Swift or Shakespeare?

Text classification with SpaCy by an ML newbie
Created on April 18|Last edited on October 2

Context

Data

Gathered from Kaggle and processed with a simple Node script
    • 105155 lines
    • Includes only spoken player lines (e.g. lines like "SCENE I. London. The Palace" or "ENTER King Henry" are filtered out)
    • Many lines are cut awkwardly, for example this sentence is split into 3 distinct "lines":
      • Well, Hal, well, and in some sort it jumps with my
      • humour as well as waiting in the court, I can tell
      • you.
    • 2174 lines
    • 8358 lines (but pop music is repetitive, # of unique lines is lower)
    • Does not include newest album, Midnights (2022)
    • Much smaller data set compared to Shakespeare

Validation Strategy

Two strategies for testing the performance of the model:
  1. Randomize the data and split into 90% for training and 10% for validation
  2. Use all data for training and create a separate validation set from the BuzzFeed quizzes
The "random split" approach resulted in high accuracies across the board regardless of other variables.

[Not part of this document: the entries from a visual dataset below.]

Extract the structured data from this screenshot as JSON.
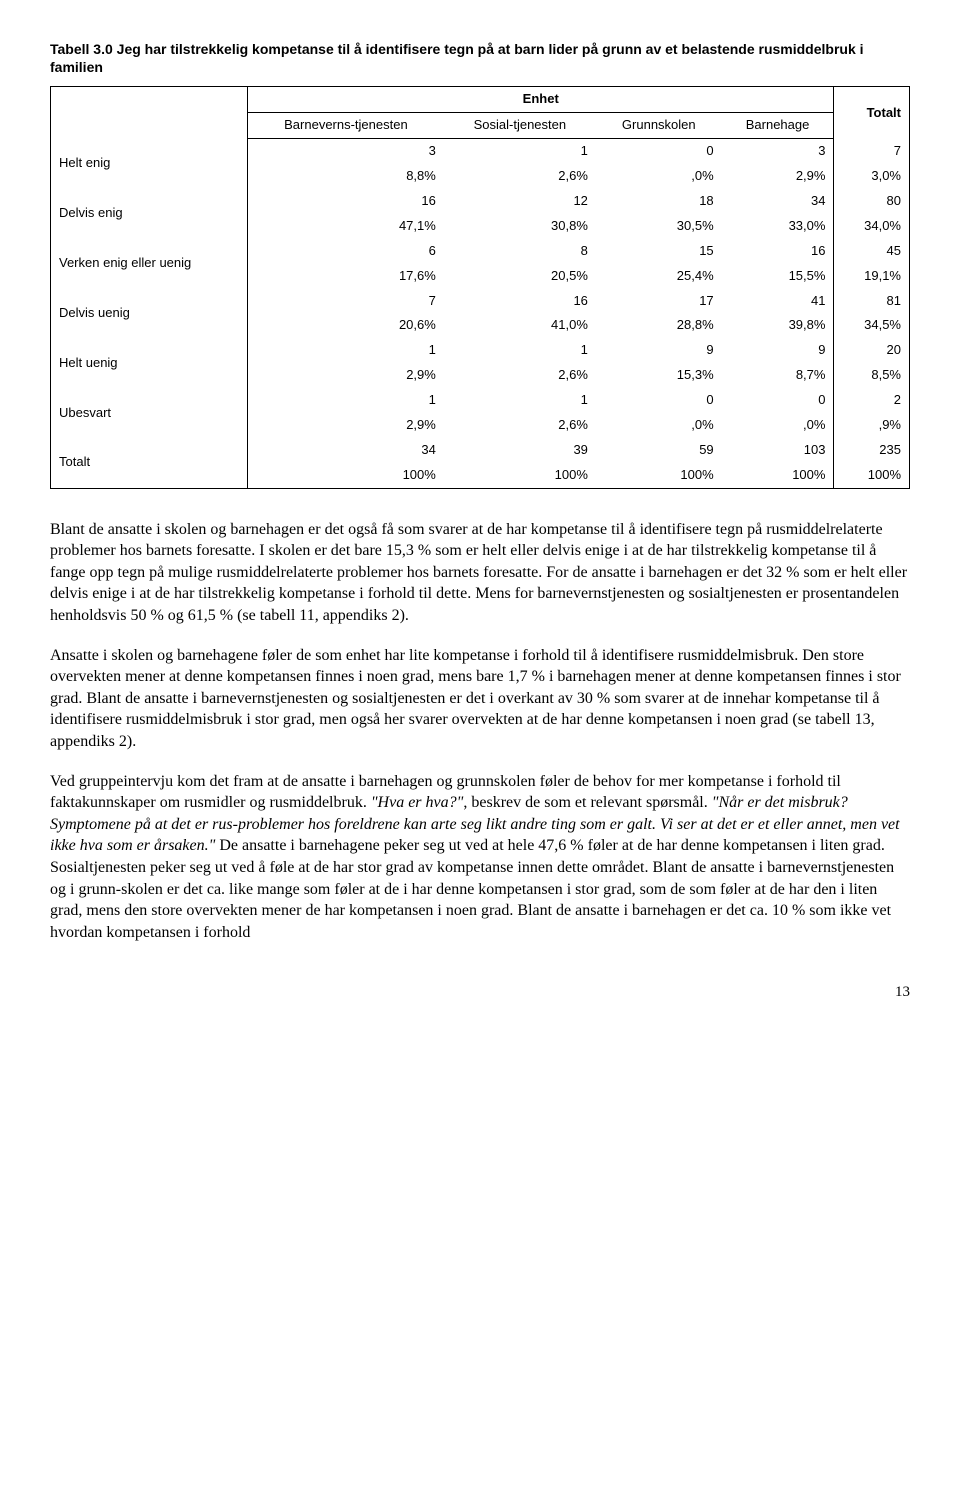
{
  "table": {
    "title": "Tabell 3.0 Jeg har tilstrekkelig kompetanse til å identifisere tegn på at barn lider på grunn av et belastende rusmiddelbruk i familien",
    "group_header": "Enhet",
    "columns": [
      "Barneverns-tjenesten",
      "Sosial-tjenesten",
      "Grunnskolen",
      "Barnehage"
    ],
    "totalt_header": "Totalt",
    "rows": [
      {
        "label": "Helt enig",
        "counts": [
          "3",
          "1",
          "0",
          "3",
          "7"
        ],
        "pcts": [
          "8,8%",
          "2,6%",
          ",0%",
          "2,9%",
          "3,0%"
        ]
      },
      {
        "label": "Delvis enig",
        "counts": [
          "16",
          "12",
          "18",
          "34",
          "80"
        ],
        "pcts": [
          "47,1%",
          "30,8%",
          "30,5%",
          "33,0%",
          "34,0%"
        ]
      },
      {
        "label": "Verken enig eller uenig",
        "counts": [
          "6",
          "8",
          "15",
          "16",
          "45"
        ],
        "pcts": [
          "17,6%",
          "20,5%",
          "25,4%",
          "15,5%",
          "19,1%"
        ]
      },
      {
        "label": "Delvis uenig",
        "counts": [
          "7",
          "16",
          "17",
          "41",
          "81"
        ],
        "pcts": [
          "20,6%",
          "41,0%",
          "28,8%",
          "39,8%",
          "34,5%"
        ]
      },
      {
        "label": "Helt uenig",
        "counts": [
          "1",
          "1",
          "9",
          "9",
          "20"
        ],
        "pcts": [
          "2,9%",
          "2,6%",
          "15,3%",
          "8,7%",
          "8,5%"
        ]
      },
      {
        "label": "Ubesvart",
        "counts": [
          "1",
          "1",
          "0",
          "0",
          "2"
        ],
        "pcts": [
          "2,9%",
          "2,6%",
          ",0%",
          ",0%",
          ",9%"
        ]
      },
      {
        "label": "Totalt",
        "counts": [
          "34",
          "39",
          "59",
          "103",
          "235"
        ],
        "pcts": [
          "100%",
          "100%",
          "100%",
          "100%",
          "100%"
        ]
      }
    ]
  },
  "paragraphs": {
    "p1": "Blant de ansatte i skolen og barnehagen er det også få som svarer at de har kompetanse til å identifisere tegn på rusmiddelrelaterte problemer hos barnets foresatte. I skolen er det bare 15,3 % som er helt eller delvis enige i at de har tilstrekkelig kompetanse til å fange opp tegn på mulige rusmiddelrelaterte problemer hos barnets foresatte. For de ansatte i barnehagen er det 32 % som er helt eller delvis enige i at de har tilstrekkelig kompetanse i forhold til dette. Mens for barnevernstjenesten og sosialtjenesten er prosentandelen henholdsvis 50 % og 61,5 % (se tabell 11, appendiks 2).",
    "p2": "Ansatte i skolen og barnehagene føler de som enhet har lite kompetanse i forhold til å identifisere rusmiddelmisbruk. Den store overvekten mener at denne kompetansen finnes i noen grad, mens bare 1,7 % i barnehagen mener at denne kompetansen finnes i stor grad. Blant de ansatte i barnevernstjenesten og sosialtjenesten er det i overkant av 30 %  som svarer at de innehar kompetanse til å identifisere rusmiddelmisbruk i stor grad, men også her svarer overvekten at de har denne kompetansen i noen grad (se tabell 13, appendiks 2).",
    "p3_a": "Ved gruppeintervju kom det fram at de ansatte i barnehagen og grunnskolen føler de behov for mer kompetanse i forhold til faktakunnskaper om rusmidler og rusmiddelbruk. ",
    "p3_i1": "Hva er hva?",
    "p3_b": ", beskrev de som et relevant spørsmål. ",
    "p3_i2": "Når er det misbruk? Symptomene på at det er rus-problemer hos foreldrene kan arte seg likt andre ting som er galt. Vi ser at det er et eller annet, men vet ikke hva som er årsaken.",
    "p3_c": " De ansatte i barnehagene peker seg ut ved at hele 47,6 % føler at de har denne kompetansen i liten grad. Sosialtjenesten peker seg ut ved å føle at de har stor grad av kompetanse innen dette området. Blant de ansatte i barnevernstjenesten og i grunn-skolen er det ca. like mange som føler at de i har denne kompetansen i stor grad, som de som føler at de har den i liten grad, mens den store overvekten mener de har kompetansen i noen grad. Blant de ansatte i barnehagen er det ca. 10 % som ikke vet hvordan kompetansen i forhold"
  },
  "page_number": "13"
}
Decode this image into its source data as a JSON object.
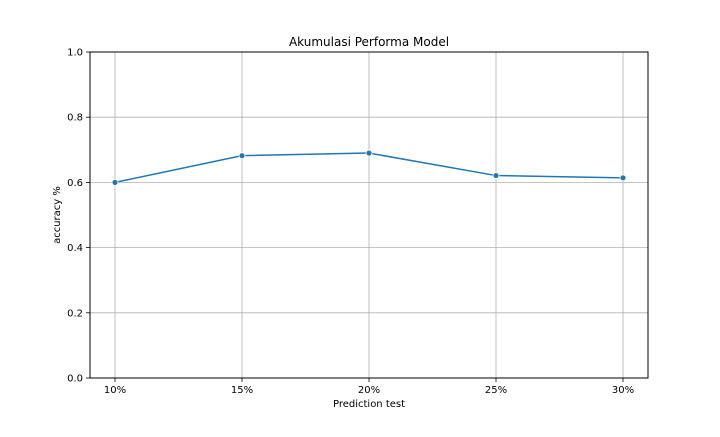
{
  "chart_data": {
    "type": "line",
    "title": "Akumulasi Performa Model",
    "xlabel": "Prediction test",
    "ylabel": "accuracy %",
    "categories": [
      "10%",
      "15%",
      "20%",
      "25%",
      "30%"
    ],
    "series": [
      {
        "values": [
          0.6,
          0.682,
          0.69,
          0.621,
          0.614
        ]
      }
    ],
    "ylim": [
      0.0,
      1.0
    ],
    "yticks": [
      "0.0",
      "0.2",
      "0.4",
      "0.6",
      "0.8",
      "1.0"
    ],
    "grid": true,
    "markers": true,
    "legend": "none",
    "colors": {
      "line": "#1f77b4",
      "grid": "#b0b0b0",
      "axes": "#000000"
    }
  }
}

Meanwhile "quiz" mode had lower accuracies and more noticeable performance differences between runs. This makes "quiz" mode far more interesting so that's primarily what we'll be focused on going forward.




Architecture

I tried training the model with three architectures: bow (bag-of-words), ensemble, and simple_cnn. The metrics that were most affected by architecture were accuracy and run duration. The bar graphs below show that bow did fairly poorly at only 50-60% accuracy, but was significantly faster to train compared to the other two. Meanwhile, CNN is the most accurate but also the slowest.



Batch Size

The metrics that seem to have a strong correlation with batch size are loss and run duration. Smaller batch sizes appear to result in higher loss values and longer run durations. I was expecting to see a more obvious pattern with accuracy but there doesn't seem to be one.






Most Accurate Run: CNN 128

The most accurate run was simple_cnn with batch size of 128. The model got 27 out of 32 correct, which is roughly 84%! Not bad. How did you do in comparison?